Han Yucheng’s persistence paid off as he moved up from fourth over 20km in Naumburg to third in La Coruna in 2006, where once again the incomparable Jefferson Perez got the better of the Chinese in a last 50-metre sprint along the seaside front in the Spanish city.
A super-fast junior men’s 10km in Cheboksary in 2008 heralded the arrival of Chen Ding. The man who would become Olympic 20km champion in 2012 finished second behind Aleksey Bartsaykin.
However, it was the unlikely desert setting of Chihuahua in 2010 where China had one of its best World Cups ever.
They arrived with hope, and left the northern Mexico city with the junior women’s team title, both the senior men’s team prizes, individual gold in the men’s 20km courtesy of world silver medallist Wang Hao, silver in the same race, the same colour for juniors He Qin and Cai Zelin, and bronze for its senior women.
Times were slow in torrid conditions, but even in their own country, Chinese race walkers have seldom been better.
It’s hard to imagine that Wang Zhen is still only 26, but his amazing career has produced Olympic gold and bronze, two World Championship silver medals, and a 20km World Cup win in Russia’s backyard in 2012.
In Saransk, China also won 50km individual silver, and women’s 20km bronze, the two men’s team trophies, and place medals for the other three units.
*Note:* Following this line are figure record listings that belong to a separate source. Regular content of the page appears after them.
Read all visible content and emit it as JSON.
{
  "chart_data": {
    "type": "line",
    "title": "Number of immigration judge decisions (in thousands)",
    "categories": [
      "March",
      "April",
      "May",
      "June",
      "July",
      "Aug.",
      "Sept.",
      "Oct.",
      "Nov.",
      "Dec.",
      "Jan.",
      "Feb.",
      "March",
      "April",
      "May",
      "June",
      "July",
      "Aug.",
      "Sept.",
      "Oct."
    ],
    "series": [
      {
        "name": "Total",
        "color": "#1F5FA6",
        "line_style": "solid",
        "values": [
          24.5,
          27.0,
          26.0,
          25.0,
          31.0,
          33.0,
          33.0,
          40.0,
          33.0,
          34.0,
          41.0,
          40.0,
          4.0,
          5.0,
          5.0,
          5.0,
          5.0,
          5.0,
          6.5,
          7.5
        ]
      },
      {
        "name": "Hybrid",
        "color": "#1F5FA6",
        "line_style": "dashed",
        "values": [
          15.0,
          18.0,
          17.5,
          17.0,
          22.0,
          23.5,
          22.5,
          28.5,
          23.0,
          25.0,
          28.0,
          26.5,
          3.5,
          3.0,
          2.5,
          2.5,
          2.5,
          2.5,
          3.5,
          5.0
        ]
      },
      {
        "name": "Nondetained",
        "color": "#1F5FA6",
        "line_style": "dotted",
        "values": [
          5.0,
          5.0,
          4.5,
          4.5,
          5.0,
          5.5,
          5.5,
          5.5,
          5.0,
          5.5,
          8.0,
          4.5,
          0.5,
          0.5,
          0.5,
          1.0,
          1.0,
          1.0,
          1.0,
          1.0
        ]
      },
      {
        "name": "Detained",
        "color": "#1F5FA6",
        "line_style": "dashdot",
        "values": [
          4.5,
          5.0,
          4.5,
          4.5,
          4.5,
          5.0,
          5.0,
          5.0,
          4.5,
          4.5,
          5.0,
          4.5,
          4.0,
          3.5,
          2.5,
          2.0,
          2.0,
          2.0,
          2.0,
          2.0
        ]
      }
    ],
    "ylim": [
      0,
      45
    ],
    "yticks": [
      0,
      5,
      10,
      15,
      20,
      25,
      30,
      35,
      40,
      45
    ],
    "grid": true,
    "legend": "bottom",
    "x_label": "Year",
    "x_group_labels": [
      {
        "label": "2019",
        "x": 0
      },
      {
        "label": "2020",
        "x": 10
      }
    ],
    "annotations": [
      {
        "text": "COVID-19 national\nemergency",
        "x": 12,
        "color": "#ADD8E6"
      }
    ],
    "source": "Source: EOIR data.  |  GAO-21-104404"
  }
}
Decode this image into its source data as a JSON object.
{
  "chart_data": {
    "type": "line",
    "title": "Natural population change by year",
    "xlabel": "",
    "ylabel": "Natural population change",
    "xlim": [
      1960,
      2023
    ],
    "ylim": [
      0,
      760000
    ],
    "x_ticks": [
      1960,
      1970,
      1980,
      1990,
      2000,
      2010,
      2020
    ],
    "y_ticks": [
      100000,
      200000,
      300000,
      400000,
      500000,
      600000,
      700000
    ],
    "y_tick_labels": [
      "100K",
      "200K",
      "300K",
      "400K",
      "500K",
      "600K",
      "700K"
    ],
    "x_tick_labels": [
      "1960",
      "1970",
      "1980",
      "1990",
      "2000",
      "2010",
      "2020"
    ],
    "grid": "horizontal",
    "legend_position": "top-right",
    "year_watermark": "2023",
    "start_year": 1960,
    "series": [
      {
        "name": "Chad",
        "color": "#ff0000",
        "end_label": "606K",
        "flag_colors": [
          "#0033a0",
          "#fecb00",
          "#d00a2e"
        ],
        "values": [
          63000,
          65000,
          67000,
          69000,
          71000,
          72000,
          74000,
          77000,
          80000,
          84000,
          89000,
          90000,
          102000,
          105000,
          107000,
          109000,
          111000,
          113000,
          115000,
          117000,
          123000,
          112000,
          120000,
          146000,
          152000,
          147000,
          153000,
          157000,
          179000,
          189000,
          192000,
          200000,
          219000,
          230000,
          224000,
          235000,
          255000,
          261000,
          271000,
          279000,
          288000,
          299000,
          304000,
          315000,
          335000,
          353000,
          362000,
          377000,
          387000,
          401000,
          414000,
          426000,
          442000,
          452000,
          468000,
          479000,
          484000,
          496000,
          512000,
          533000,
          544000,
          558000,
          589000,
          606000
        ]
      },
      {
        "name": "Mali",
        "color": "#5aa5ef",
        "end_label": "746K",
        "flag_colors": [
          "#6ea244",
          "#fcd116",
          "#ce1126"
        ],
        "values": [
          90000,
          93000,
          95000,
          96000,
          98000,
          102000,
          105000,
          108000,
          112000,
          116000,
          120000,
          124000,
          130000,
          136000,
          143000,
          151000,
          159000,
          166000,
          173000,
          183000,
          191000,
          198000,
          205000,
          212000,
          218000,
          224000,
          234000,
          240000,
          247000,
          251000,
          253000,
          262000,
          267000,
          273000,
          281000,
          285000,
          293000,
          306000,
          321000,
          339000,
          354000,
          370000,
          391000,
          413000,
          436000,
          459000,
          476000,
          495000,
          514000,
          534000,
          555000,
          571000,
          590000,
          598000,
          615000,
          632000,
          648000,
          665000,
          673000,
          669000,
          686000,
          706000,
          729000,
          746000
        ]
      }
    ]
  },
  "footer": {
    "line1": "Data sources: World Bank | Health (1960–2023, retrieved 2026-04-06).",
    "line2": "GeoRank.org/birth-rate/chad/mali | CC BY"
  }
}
One might have expected a constant Chinese procession to the top of the podium in Taicang when the competition returned to China for the second time in 2014. Yes, there were individual junior wins for Gao Wenkui and Duan Dandan as well as team prizes, plus silver for Liu Hong, who eventually become world and Olympic champion. But the final haul was as damp as the unseasonably wet Sunday weather in May.
They made up for it in Rome two years later, though. No doubt inspired by the Colosseum that loomed over the races, red vests were equal to the battle. Gold and silver went to Wang and Cai Zelin at 20km, while Zhang Jun triumphed in the junior men’s race. The U20 women went one better with Ma Zhenxia and Ma Li hoping officials on the line would allow them joint first, but were split in that order.
Liu crossed first in the women’s 20km in 1:25:59, well ahead of everyone else, but was disqualified later. Qieyang Shenjie eventually moved up to second, and even without Liu, the team won.
Including team medals, there were nine in all for China – and that’s what the rest have to match when Taicang welcomes the world’s best race walkers for the second time on 5-6 May.